The Pleasanton City Council has accepted three separate grants that will all go toward supporting the Pleasanton Public Library's efforts to create new programs to help underserved communities and increase equitable access to existing programs and services.
Each of these grants will help advance the city's five-year ONE Pleasanton Strategic Plan goal of "Building a Community Where Everyone Belongs" by creating kits for seniors with cognitive needs, continuing to fund adult literacy services and expanding its English as a second language (ESL) services to more people, according to city officials.
"The city, through its Library and Recreation Department, operates an immensely wide spectrum of services that span all age groups and stages of life," city officials said in a statement on Nov. 8. "The department takes great efforts to ensure these programs and services uphold its commitment to inclusion and reflect the diverse needs of the community."
The council unanimously approved the resolution to accept the grants on its consent calendar Nov. 7.
The Pacific Library Partnership (PLP) gave the city just under $12,000 to create a memory kit collection for senior citizens who need services to support their cognitive needs.
PLP is one of nine regional cooperative public library systems that were "formed through a statewide effort by the California State Library to consolidate library systems throughout the state to achieve efficiencies and realize further economies of scale," according to its website.
The "Entitled Memory Kits for Adults and Their Caregivers" grant from the PLP will specifically allow Pleasanton to create these kits that will provide "stimulating activities designed to help older adults recall memories and engage in meaningful conversations about their life experiences," city officials said.
The memory kits, which will be available to seniors to use independently or with caregivers and families, will each contain assorted activities with common themes such as conversation cards, games and puzzles, and sensory items. The library is also planning on offering kits based on different decades that will include music -- and listening devices -- as well as books with news and culture from those various eras.
"The collaborative efforts of our library and senior center enable us to leverage our collective resources, as well as each area's unique expertise, to amplify the impact of our services," Heidi Murphy, the city's library and recreation director, said in the press release. "In line with our city's commitment to inclusion, we value the importance of fostering connections among community members. These memory kits and programs have the power to serve as catalysts for meaningful connections between seniors, and their family members and caregivers."
In addition to the PLP grant, the California State Library awarded nearly $105,000 in grant money to the city in the form of two separate grants.
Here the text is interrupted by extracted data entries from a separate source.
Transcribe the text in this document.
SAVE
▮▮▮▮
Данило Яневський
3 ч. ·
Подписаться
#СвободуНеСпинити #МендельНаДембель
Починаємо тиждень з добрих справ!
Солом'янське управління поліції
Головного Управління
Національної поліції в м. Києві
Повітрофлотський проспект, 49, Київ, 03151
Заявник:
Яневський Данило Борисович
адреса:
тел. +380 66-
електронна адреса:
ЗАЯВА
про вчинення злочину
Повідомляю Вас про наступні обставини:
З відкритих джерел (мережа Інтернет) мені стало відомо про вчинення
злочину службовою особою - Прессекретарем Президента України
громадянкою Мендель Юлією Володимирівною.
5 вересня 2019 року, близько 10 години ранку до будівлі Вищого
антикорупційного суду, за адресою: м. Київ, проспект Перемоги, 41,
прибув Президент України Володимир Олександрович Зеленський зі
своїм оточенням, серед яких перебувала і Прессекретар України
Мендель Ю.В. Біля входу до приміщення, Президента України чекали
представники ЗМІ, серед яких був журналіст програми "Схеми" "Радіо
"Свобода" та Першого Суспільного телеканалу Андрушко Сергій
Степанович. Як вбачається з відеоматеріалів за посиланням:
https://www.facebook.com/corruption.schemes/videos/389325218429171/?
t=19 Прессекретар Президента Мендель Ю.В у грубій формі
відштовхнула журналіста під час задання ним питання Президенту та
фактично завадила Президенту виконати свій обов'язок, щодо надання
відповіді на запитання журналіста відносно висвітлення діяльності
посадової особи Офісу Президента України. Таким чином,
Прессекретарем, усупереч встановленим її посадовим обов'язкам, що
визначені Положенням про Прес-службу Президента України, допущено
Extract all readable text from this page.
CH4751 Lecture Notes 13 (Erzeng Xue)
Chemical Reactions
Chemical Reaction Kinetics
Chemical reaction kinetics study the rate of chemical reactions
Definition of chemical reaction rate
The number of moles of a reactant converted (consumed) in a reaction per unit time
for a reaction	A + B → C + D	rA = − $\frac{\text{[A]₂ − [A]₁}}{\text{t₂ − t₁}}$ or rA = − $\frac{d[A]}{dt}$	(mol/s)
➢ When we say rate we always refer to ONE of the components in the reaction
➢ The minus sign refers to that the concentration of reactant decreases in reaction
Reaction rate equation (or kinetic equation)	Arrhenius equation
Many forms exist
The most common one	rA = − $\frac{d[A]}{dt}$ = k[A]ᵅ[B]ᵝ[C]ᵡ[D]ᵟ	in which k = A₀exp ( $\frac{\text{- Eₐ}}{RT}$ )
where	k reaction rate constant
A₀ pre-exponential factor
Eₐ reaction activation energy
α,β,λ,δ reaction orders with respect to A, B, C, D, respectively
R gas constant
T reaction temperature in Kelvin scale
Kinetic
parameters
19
According to the press release, $43,776 will go toward ongoing support of adult literacy services and $61,071 will go toward facilitating an expansion of ESL services to more people.
"With this investment in adult literacy and ESL services, we take a meaningful step towards building a more inclusive community," Murphy said. "The support of these grants helps provide individuals with the opportunity to develop the skills needed to engage fully in our community."
According to the press release, the city has been providing adult literacy services since 1985 and began receiving funding from the California State Library in 2006.
During the last fiscal year, the California Library Literacy Services also awarded the city with a supplemental grant to create ESL services.
"The grants served a combined total of 291 adult English-language learners and 126 volunteer tutors, which represented a 300% rise in the number of learners served," city officials said. "Learner feedback indicates that these opportunities fill critical needs that include speaking English and language fluency, building community connections and utilizing unique supports not found elsewhere in the community such as Wi-Fi, computers, printing, books and materials, and library programs."